Archaeologists from the National Institute of Anthropology and History (INAH) have uncovered a stone glyph with a spiral representation in the church of the Lateran Parish of San Pedro Apostol.
The church is located in the city of Zacapoaxtla in the Mexican state of Puebla, where experts from the INAH Puebla Centre were supervising floor levelling works in the church nave.
Very little archaeological evidence survives to build the historical founding of Zacapoaxtla, however, one reference records that in AD 1270, an eruption of the Apaxtepec volcano buried the town of Xaltetelli, possibly giving rise to Zacapoaloyan, now known as Zacapoaxtla.
The glyph dates from before the Spanish conquest when the region was inhabited by the Totonac and Nahua cultures, and may have been part of the façade of a pyramid platform with a symbolic association to water. Spirals have been used by many cultures across Mexico, most notably by the Aztecs, which used spirals to mimic natural forms such as water.
The discovery was made in the foundations of an early Christian hermitage and appears to have been symbolically placed under the hermitage’s altar.
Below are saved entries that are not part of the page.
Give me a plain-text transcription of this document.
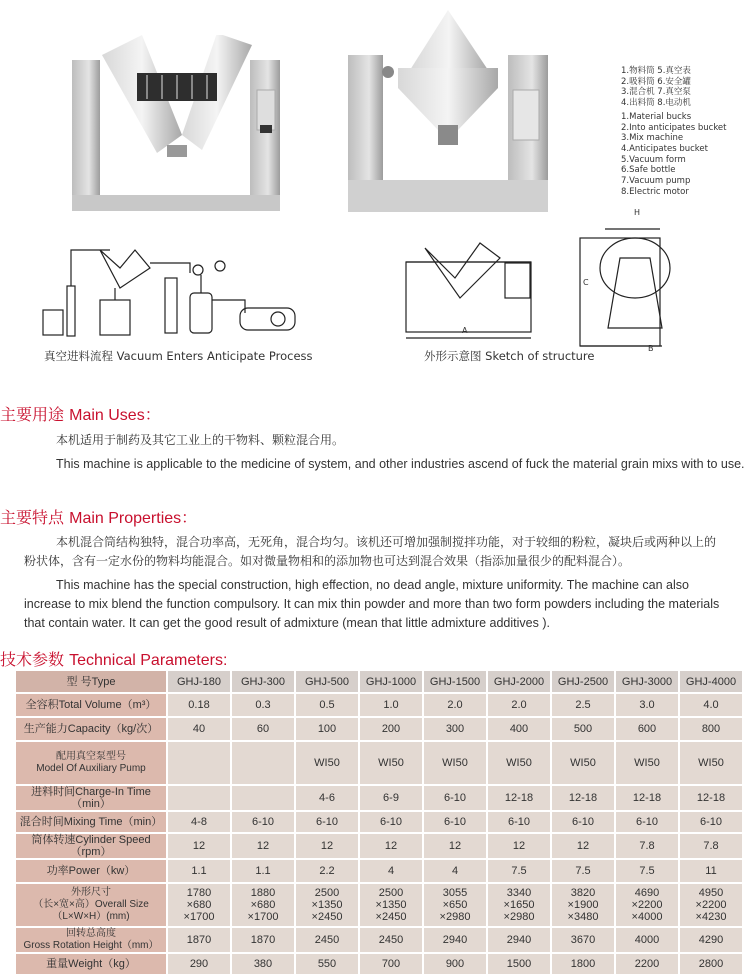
1.物料筒 5.真空表
2.吸料筒 6.安全罐
3.混合机 7.真空泵
4.出料筒 8.电动机
1.Material bucks
2.Into anticipates bucket
3.Mix machine
4.Anticipates bucket
5.Vacuum form
6.Safe bottle
7.Vacuum pump
8.Electric motor
真空进料流程 Vacuum Enters Anticipate Process
A
B
C
H
外形示意图 Sketch of structure
主要用途 Main Uses：
本机适用于制药及其它工业上的干物料、颗粒混合用。
This machine is applicable to the medicine of system, and other industries ascend of fuck the material grain mixs with to use.
主要特点 Main Properties：
本机混合筒结构独特，混合功率高，无死角，混合均匀。该机还可增加强制搅拌功能，对于较细的粉粒，凝块后或两种以上的粉状体，含有一定水份的物料均能混合。如对微量物相和的添加物也可达到混合效果（指添加量很少的配料混合）。
This machine has the special construction, high effection, no dead angle, mixture uniformity. The machine can also increase to mix blend the function compulsory. It can mix thin powder and more than two form powders including the materials that contain water. It can get the good result of admixture (mean that little admixture additives ).
技术参数 Technical Parameters:
型 号Type	GHJ-180	GHJ-300	GHJ-500	GHJ-1000	GHJ-1500	GHJ-2000	GHJ-2500	GHJ-3000	GHJ-4000
全容积Total Volume（m³）	0.18	0.3	0.5	1.0	2.0	2.0	2.5	3.0	4.0
生产能力Capacity（kg/次）	40	60	100	200	300	400	500	600	800
配用真空泵型号
Model Of Auxiliary Pump			WI50	WI50	WI50	WI50	WI50	WI50	WI50
进料时间Charge-In Time（min）			4-6	6-9	6-10	12-18	12-18	12-18	12-18
混合时间Mixing Time（min）	4-8	6-10	6-10	6-10	6-10	6-10	6-10	6-10	6-10
筒体转速Cylinder Speed（rpm）	12	12	12	12	12	12	12	7.8	7.8
功率Power（kw）	1.1	1.1	2.2	4	4	7.5	7.5	7.5	11
外形尺寸
（长×宽×高）Overall Size
（L×W×H）(mm)	1780
×680
×1700	1880
×680
×1700	2500
×1350
×2450	2500
×1350
×2450	3055
×650
×2980	3340
×1650
×2980	3820
×1900
×3480	4690
×2200
×4000	4950
×2200
×4230
回转总高度
Gross Rotation Height（mm）	1870	1870	2450	2450	2940	2940	3670	4000	4290
重量Weight（kg）	290	380	550	700	900	1500	1800	2200	2800
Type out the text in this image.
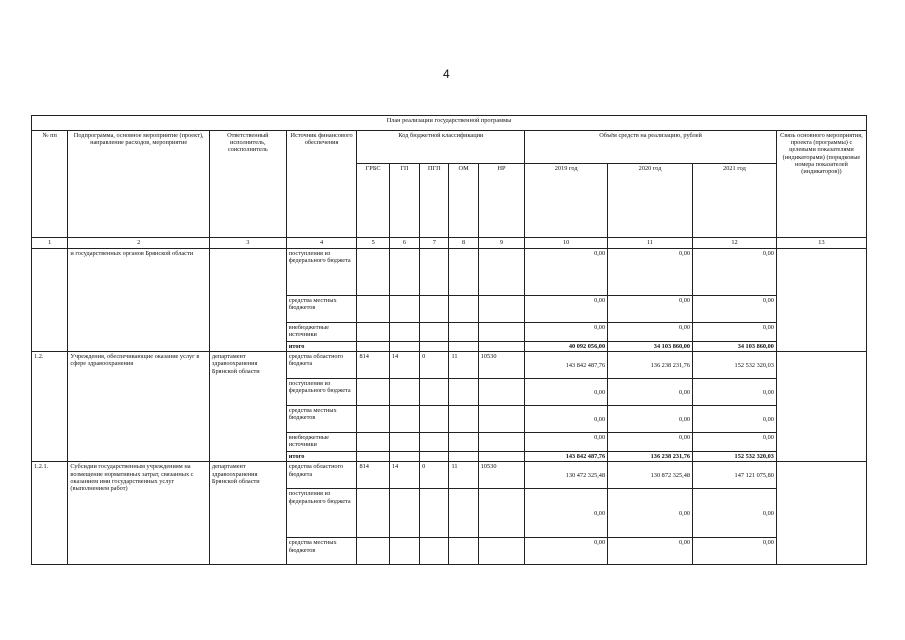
4
План реализации государственной программы												
№ пп	Подпрограмма, основное мероприятие (проект), направление расходов, мероприятие	Ответственный исполнитель, соисполнитель	Источник финансового обеспечения	Код бюджетной классификации					Объём средств на реализацию, рублей			Связь основного мероприятия, проекта (программы) с целевыми показателями (индикаторами) (порядковые номера показателей (индикаторов))
				ГРБС	ГП	ПГП	ОМ	НР	2019 год	2020 год	2021 год	
1	2	3	4	5	6	7	8	9	10	11	12	13
	и государственных органов Брянской области		поступления из федерального бюджета						0,00	0,00	0,00	
			средства местных бюджетов						0,00	0,00	0,00	
			внебюджетные источники						0,00	0,00	0,00	
			итого						40 092 056,00	34 103 860,00	34 103 860,00	
1.2.	Учреждения, обеспечивающие оказание услуг в сфере здравоохранения	департамент здравоохранения Брянской области	средства областного бюджета	814	14	0	11	10530	143 842 487,76	136 238 231,76	152 532 320,03	
			поступления из федерального бюджета						0,00	0,00	0,00	
			средства местных бюджетов						0,00	0,00	0,00	
			внебюджетные источники						0,00	0,00	0,00	
			итого						143 842 487,76	136 238 231,76	152 532 320,03	
1.2.1.	Субсидии государственным учреждениям на возмещение нормативных затрат, связанных с оказанием ими государственных услуг (выполнением работ)	департамент здравоохранения Брянской области	средства областного бюджета	814	14	0	11	10530	130 472 325,48	130 872 325,48	147 121 075,80	
			поступления из федерального бюджета						0,00	0,00	0,00	
			средства местных бюджетов						0,00	0,00	0,00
The hermitage is likely the same recorded by contemporary chroniclers, whom describe how Jacinto Portillo, a Spanish conquistador, built the first hermitage at Zacapoaxtla in the 16th century, and would later become a missionary of the Order of Friars Minor of St. Francis, known as Fra Cintos.
Project supervisor, Alberto Diez Barroso, said: “the glyph contains the representation of a spiral and measures 40 centimetres tall by 16 centimetres wide, and still has the preserved stucco coating.”
Given the importance of the hermitage and stone glyph, the director of the INAH Puebla Centre, Manuel Villarruel Vázquez, is currently in discussions with the church parish with the aim of preserving the discovery and installing a viewing window for the public.